Ok, lets say I have a web server - www.example.com running on 192.168.0.100:80/2001:db8::::::100 port 80 - and a game server - game.example.com running on 192.168.0.99:27015/2001:db8::::::99 port 27015. The IPv4 DNS A records point to a CNAME record of server.example.com, which has an A record for an IPv4 addrss which then forwards via NAT to the above. The IPv6 AAAA records point directly to the above addresses and go via a transparent firewall (which likely does router advertisement).

How do I handle an address change when I change ISPs here?

For IPv4 it's very simple - I update the CNAME record and there's no further configuration required - my NAT works and traffic flows. Assumedly I could automate this simply with a DDNS client my router likely already has built in.

For IPv6, I presume I need to look up all the machines (likely via logging into them as DHCPv6 doesn't appear the norm), then go through an update all records? I understand a static suffix may help on inferring the new address, but surely I either have lots of manual updating to do now or need to run a DDNS client per machine?

I have tried running a dual stack, but every time I try it seems to be significantly more steps and complexity than IPv4, but maybe I'm missing something.




I think a DDNS client per device is the simplest solution. With https://dns.he.net, this can be an hourly cron job that fetches a URL, so no additional software is needed.

Alternatively, if your devices have a stable suffix, https://dynv6.com/ supports prefix updates across multiple records.


> I think a DDNS client per device is the simplest solution.
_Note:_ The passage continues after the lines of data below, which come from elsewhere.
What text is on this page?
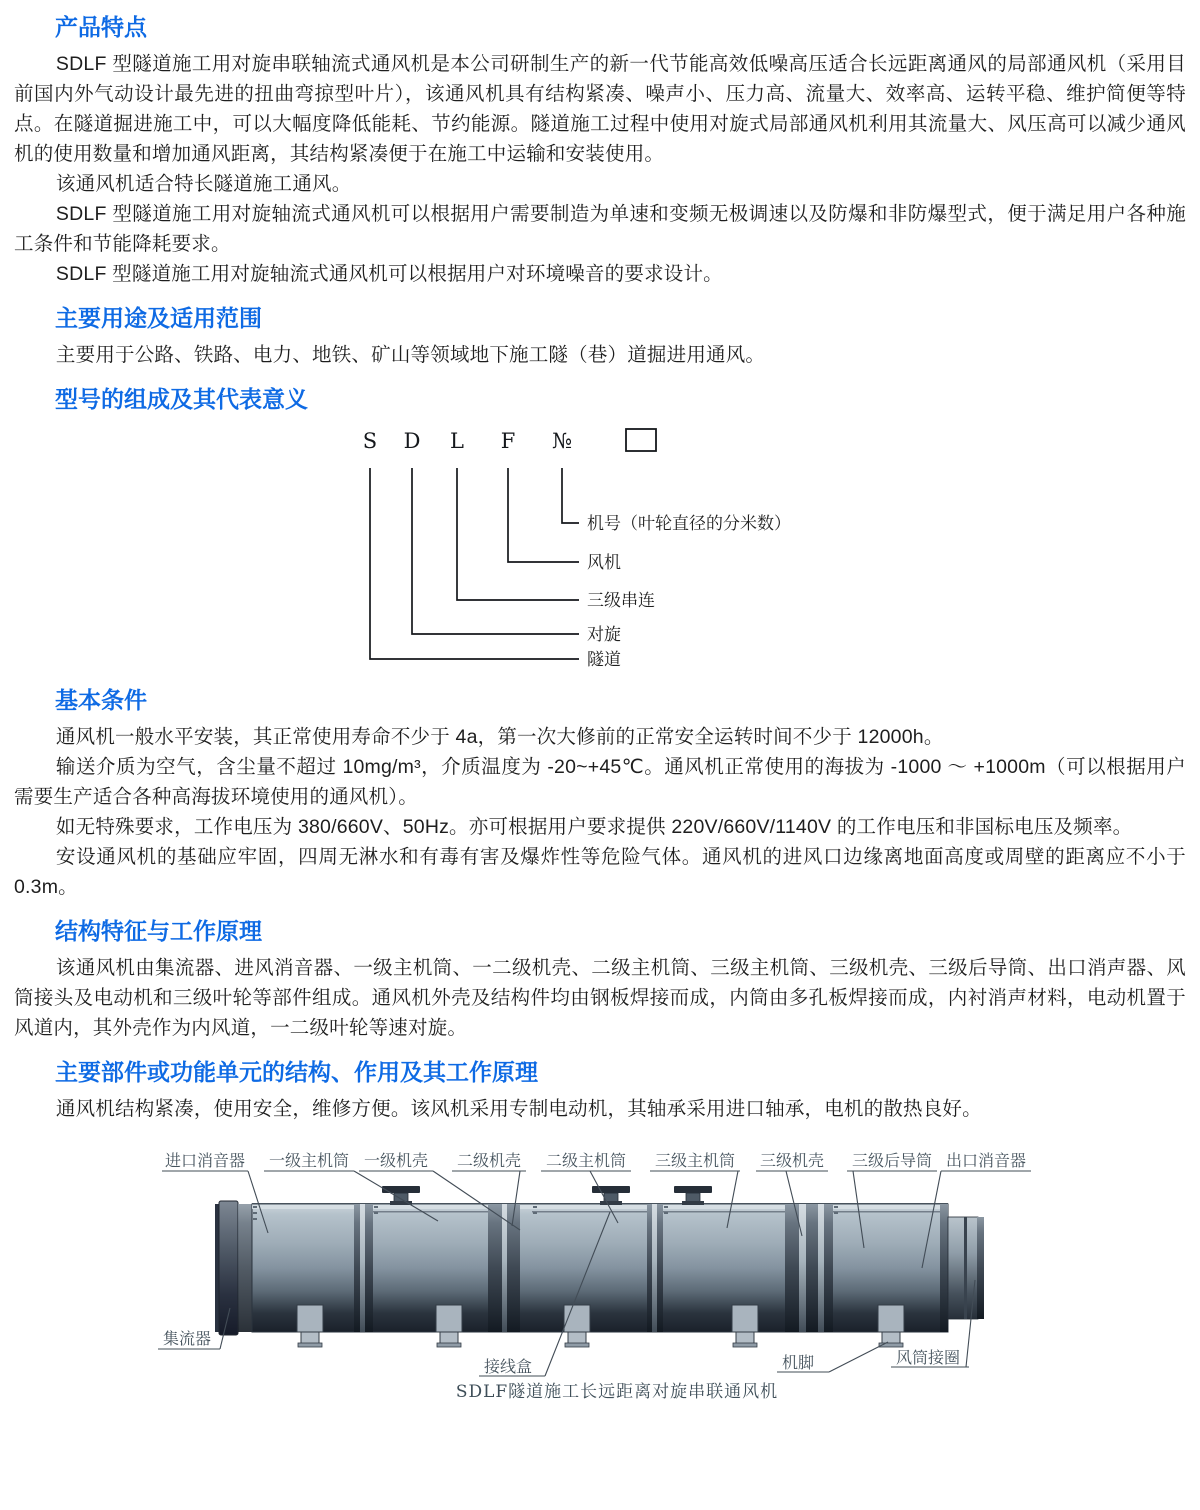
产品特点

SDLF 型隧道施工用对旋串联轴流式通风机是本公司研制生产的新一代节能高效低噪高压适合长远距离通风的局部通风机（采用目前国内外气动设计最先进的扭曲弯掠型叶片），该通风机具有结构紧凑、噪声小、压力高、流量大、效率高、运转平稳、维护简便等特点。在隧道掘进施工中，可以大幅度降低能耗、节约能源。隧道施工过程中使用对旋式局部通风机利用其流量大、风压高可以减少通风机的使用数量和增加通风距离，其结构紧凑便于在施工中运输和安装使用。

该通风机适合特长隧道施工通风。

SDLF 型隧道施工用对旋轴流式通风机可以根据用户需要制造为单速和变频无极调速以及防爆和非防爆型式，便于满足用户各种施工条件和节能降耗要求。

SDLF 型隧道施工用对旋轴流式通风机可以根据用户对环境噪音的要求设计。

主要用途及适用范围

主要用于公路、铁路、电力、地铁、矿山等领域地下施工隧（巷）道掘进用通风。

型号的组成及其代表意义
S D L F №
机号（叶轮直径的分米数）
风机
三级串连
对旋
隧道
基本条件

通风机一般水平安装，其正常使用寿命不少于 4a，第一次大修前的正常安全运转时间不少于 12000h。

输送介质为空气，含尘量不超过 10mg/m³，介质温度为 -20~+45℃。通风机正常使用的海拔为 -1000 ～ +1000m（可以根据用户需要生产适合各种高海拔环境使用的通风机）。

如无特殊要求，工作电压为 380/660V、50Hz。亦可根据用户要求提供 220V/660V/1140V 的工作电压和非国标电压及频率。

安设通风机的基础应牢固，四周无淋水和有毒有害及爆炸性等危险气体。通风机的进风口边缘离地面高度或周壁的距离应不小于 0.3m。

结构特征与工作原理

该通风机由集流器、进风消音器、一级主机筒、一二级机壳、二级主机筒、三级主机筒、三级机壳、三级后导筒、出口消声器、风筒接头及电动机和三级叶轮等部件组成。通风机外壳及结构件均由钢板焊接而成，内筒由多孔板焊接而成，内衬消声材料，电动机置于风道内，其外壳作为内风道，一二级叶轮等速对旋。

主要部件或功能单元的结构、作用及其工作原理

通风机结构紧凑，使用安全，维修方便。该风机采用专制电动机，其轴承采用进口轴承，电机的散热良好。

进口消音器 一级主机筒 一级机壳 二级机壳 二级主机筒 三级主机筒 三级机壳 三级后导筒 出口消音器
集流器
接线盒	机脚	风筒接圈
SDLF隧道施工长远距离对旋串联通风机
With https://dns.he.net, this can be an hourly cron job that fetches a URL, so no additional software is needed.

Sure, but depending on what you have set up a lot of maintenance and complexity compared to NAT.

> Alternatively, if your devices have a stable suffix, https://dynv6.com/ supports prefix updates across multiple records.

That is cool and interesting, thanks! Like a lot of people self hosting, the hosted nature of it is unappealing to be, but the concept is workable with a self-hosted solution for sure.